GERECHTSHOF ’s-GRAVENHAGE
Sector civiel recht
Zaaknummer : 200.067.310/01
Rol-/zaaknummer rechtbank : 801055/08-26731
[appellant],
wonende te [woonplaats],
appellant,
hierna te noemen: [appellant],
advocaat: mr. C.J.M. van den Brûle te ’s-Gravenhage,
de besloten vennootschap Wittebrug BV,
gevestigd te ’s-Gravenhage,
geïntimeerde,
hierna te noemen: Wittebrug.
niet verschenen; verstek verleend.
Bij exploot van 18 mei 2010 is [appellant] in hoger beroep gekomen van het tussen partijen door de rechtbank te ’s-Gravenhage, sector kanton, locatie ’s-Gravenhage (hierna: de kantonrechter) gewezen eindvonnis van 10 maart 2010. Nadat tegen Wittebrug verstek was verleend heeft [appellant] bij memorie van grieven vier grieven tegen het bestreden vonnis opgeworpen. [appellant] heeft hierna de stukken overgelegd en arrest gevraagd.

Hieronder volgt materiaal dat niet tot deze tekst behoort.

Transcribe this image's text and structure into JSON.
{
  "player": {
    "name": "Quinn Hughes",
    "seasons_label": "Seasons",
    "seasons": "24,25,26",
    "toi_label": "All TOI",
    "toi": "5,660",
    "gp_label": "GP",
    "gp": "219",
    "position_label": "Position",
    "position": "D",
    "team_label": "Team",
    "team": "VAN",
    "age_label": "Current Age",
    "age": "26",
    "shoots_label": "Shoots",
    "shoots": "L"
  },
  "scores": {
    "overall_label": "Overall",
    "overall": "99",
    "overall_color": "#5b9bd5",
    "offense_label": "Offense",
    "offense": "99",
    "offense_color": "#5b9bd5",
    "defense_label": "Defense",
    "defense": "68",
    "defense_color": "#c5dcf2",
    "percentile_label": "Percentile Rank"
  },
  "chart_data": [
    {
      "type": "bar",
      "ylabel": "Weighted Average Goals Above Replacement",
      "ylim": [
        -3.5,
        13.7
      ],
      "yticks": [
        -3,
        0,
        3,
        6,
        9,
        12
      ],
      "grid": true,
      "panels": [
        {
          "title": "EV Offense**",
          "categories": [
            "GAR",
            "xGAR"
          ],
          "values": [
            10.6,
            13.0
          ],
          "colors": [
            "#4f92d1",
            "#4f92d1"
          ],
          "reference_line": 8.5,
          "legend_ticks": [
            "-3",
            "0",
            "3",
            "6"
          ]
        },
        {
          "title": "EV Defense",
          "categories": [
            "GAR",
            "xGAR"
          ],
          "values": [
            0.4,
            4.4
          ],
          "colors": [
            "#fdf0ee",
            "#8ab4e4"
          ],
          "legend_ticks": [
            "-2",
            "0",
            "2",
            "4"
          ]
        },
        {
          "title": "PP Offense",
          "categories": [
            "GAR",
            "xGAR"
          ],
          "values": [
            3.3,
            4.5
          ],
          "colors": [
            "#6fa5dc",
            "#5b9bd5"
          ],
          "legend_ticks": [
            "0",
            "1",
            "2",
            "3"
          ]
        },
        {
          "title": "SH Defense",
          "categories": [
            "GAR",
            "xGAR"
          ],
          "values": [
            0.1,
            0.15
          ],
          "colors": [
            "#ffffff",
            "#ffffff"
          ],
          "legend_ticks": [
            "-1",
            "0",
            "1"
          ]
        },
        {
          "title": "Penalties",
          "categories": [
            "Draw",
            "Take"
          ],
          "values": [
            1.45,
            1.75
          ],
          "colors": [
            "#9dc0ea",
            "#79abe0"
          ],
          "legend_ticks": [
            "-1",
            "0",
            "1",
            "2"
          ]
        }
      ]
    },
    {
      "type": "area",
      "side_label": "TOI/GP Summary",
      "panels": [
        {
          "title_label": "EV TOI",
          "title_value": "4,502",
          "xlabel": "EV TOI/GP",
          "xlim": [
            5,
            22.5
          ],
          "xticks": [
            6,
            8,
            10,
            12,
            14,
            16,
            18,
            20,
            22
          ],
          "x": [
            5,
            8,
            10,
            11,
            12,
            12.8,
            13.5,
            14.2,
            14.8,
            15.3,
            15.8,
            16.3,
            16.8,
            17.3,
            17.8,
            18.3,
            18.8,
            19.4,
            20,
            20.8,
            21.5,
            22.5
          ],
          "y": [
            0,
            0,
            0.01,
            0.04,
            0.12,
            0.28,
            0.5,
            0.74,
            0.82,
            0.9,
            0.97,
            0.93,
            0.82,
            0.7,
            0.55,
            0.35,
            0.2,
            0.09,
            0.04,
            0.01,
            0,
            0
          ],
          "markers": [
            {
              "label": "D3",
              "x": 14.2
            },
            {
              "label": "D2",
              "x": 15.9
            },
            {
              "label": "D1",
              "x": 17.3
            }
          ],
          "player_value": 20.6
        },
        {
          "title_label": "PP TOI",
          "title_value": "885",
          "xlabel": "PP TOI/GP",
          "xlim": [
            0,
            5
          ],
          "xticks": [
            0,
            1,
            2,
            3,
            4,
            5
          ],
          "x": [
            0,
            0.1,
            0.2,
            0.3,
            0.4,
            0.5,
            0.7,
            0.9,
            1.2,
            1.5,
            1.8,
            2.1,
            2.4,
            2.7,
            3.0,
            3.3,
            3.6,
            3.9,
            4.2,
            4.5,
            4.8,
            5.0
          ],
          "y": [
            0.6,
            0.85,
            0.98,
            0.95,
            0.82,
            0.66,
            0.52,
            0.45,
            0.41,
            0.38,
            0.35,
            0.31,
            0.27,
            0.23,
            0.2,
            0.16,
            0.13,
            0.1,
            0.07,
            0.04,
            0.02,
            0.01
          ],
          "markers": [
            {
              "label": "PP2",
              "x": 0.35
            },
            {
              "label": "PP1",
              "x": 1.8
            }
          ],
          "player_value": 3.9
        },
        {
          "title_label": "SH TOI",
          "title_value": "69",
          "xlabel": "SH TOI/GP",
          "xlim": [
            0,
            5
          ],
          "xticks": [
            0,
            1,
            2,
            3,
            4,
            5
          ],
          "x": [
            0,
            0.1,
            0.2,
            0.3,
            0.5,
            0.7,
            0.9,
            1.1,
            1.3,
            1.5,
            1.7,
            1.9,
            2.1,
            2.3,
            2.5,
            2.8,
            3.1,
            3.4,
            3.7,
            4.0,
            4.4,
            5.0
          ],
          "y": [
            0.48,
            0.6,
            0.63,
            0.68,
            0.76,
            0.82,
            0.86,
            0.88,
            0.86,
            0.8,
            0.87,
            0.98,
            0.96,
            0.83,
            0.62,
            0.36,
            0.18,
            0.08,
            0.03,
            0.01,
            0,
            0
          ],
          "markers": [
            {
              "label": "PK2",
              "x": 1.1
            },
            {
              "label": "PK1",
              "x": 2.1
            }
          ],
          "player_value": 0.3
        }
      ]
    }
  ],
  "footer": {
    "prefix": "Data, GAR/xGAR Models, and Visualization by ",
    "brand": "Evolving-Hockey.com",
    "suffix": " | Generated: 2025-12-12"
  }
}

Beoordeling van het hoger beroep
1. Partijen zijn niet opgekomen tegen de feiten die de kantonrechter in het tussenvonnis van 8 april 2009 als vaststaand heeft aangemerkt, zodat ook het hof daarvan uitgaat.
2. Het gaat in deze zaak om het volgende.
2.1. Wittebrug heeft in opdracht en voor rekening van [appellant] aan diens auto een aantal reparatiewerkzaamheden verricht. Te dier zake zijn twee facturen opgemaakt, één ten bedrage van € 1.444,41 en één ten bedrage van € 389,74. De factuur van € 389,74 is door [appellant] ten overstaan van [X] (hierna: [X]), receptioniste bij Wittebrug, door middel van een pinbetaling voldaan. [appellant] heeft de auto dezelfde dag, 25 of 26 januari 2008, meegekregen.
2.2. In de tussen partijen overeengekomen voorwaarden is onder meer bepaald dat betaling dient te geschieden bij het ophalen van de auto.
2.3. Bij inleidende dagvaarding heeft Wittebrug gevorderd dat de kantonrechter bij uitvoerbaar verklaard vonnis [appellant] zal veroordelen tot betaling aan Wittebrug van een bedrag van € 1.444,41, vermeerderd met rente en kosten. Volgens Wittebrug heeft [appellant] dit bedrag nog niet betaald. [appellant] betwist dit en stelt dat hij het bedrag contant heeft betaald op de dag dat hij de auto kwam ophalen.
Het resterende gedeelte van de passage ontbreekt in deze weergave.